The Seattle Department of Parks and Recreation is adding park space to five blocks of Bell Street and is considering two designs for the project.

SvR Design Co. and Hewitt are providing landscape architecture for the space. SvR is also doing civil engineering.

The team recently presented two designs to the Seattle Design Commission and the public.

The design shown at the top is called the “sluiced surface plan.” It was inspired by the earth moving that created the Denny Regrade. The lower design is called the “measured movement plan.” It reflects the rhythms of the street and the area’s history as Seattle’s film row. The final design may include elements from both.

The project will affect the area from First to Fifth avenues and create 17,000 square feet of park space. The city is converting one lane of traffic to public recreational space and reconfiguring parking to create a linear open space with landscaping, lighting and pedestrian amenities.

Nate Cormier, senior landscape architect at SvR, said the two designs are meant to represent “bookends” of the area's history. Bell Street and the area around it have changed dramatically in the past 100 years. Tons of rock and soil that originally formed a steep hill there were removed and the land was regraded.

“We also want to be responsive and worthy of that legacy of transformation,” he said.

One of the designs was inspired by the earth moving that created Bell Street. Called the “sluiced surface plan,” it is meant to represent the changed landscape. The pathway through the park meanders down the street, moving from side to side. Cormier said it reflects the fact that cities are always changing, and that some landscapes are made while others are unmade.

This design has flexibility in lighting and tree location. Existing trees could be preserved and other trees could be placed to help frame doorways and other sites. Lighting would be varied and scattered. Gathering areas would be different sizes, and there would be crossing areas at different points along the street.

The second design is called the “measured movement plan.” It was inspired by the rhythms of the street and also reflects the area's history as Seattle's film row.

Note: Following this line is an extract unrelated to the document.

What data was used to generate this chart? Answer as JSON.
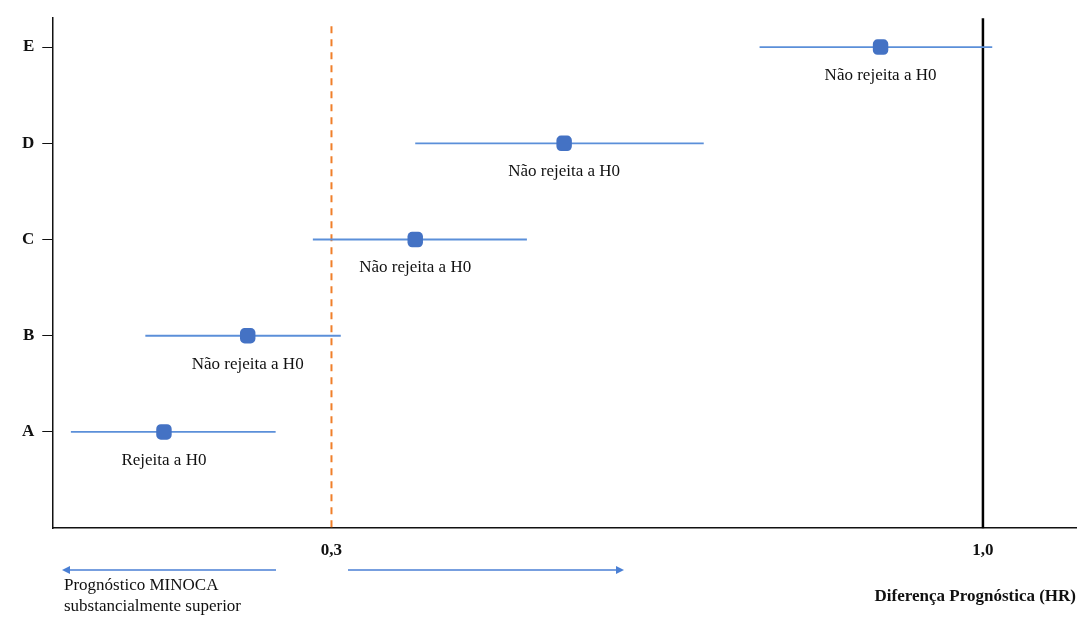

In this design, the park would have a pathway straight down the street.

“This one says, the people in a sense are the architects,” Cormier said. “It's more of a stage, more flexible, more taut compared to the other one that really sets up those opportunities more explicitly.”

In the measured movement plan, lighting would be at set intervals in the traditional manner of street lights. Gathering spaces would be the same size and located in similar spaces, and crosswalks would be at street ends.

Kris Snider, principal at Hewitt, said, “We want people to pass by and want to come back to the street, for it to be different.”

Two public meetings about Bell Street have been well attended, with more than 130 people at the January meeting. Cormier said people slightly preferred the sluiced plan because of its perceived flexibility. The biggest issue the public responded to, he said, was connectivity. Almost everyone preferred the flexibility of crossing the street in many places rather than just at specific crosswalks.

Design commission members suggested a number of items for the team to look at. They asked the team to consider how the project could eventually extend west of First Avenue and east of Fifth Avenue, and how intersections could be connected to the park area in a stronger way.

Mary Johnston, chair of the commission, said the project is “magnificent. We hope it's a prototype for more projects similar to that.”

The project has a $2.5 million budget from the 2008 Parks and Green Spaces Levy. The city recently applied for two grants: $200,000 from the National Endowment for the Arts to enhance public art, and $400,000 from the Environmental Protection Agency to fund sustainable water elements.

The budget has $75,000 set aside for public art. Sheila Klein has been selected as the public artist.

The team will come up with a single design and present it at a public meeting in April. Construction should occur in 2011.

The parks department is also working with the Seattle Department of Transportation and the Seattle Department of Planning and Development on the project.

Other team members include Read Wagoner for public involvement and WSP Flack & Kurtz for lighting and electrical.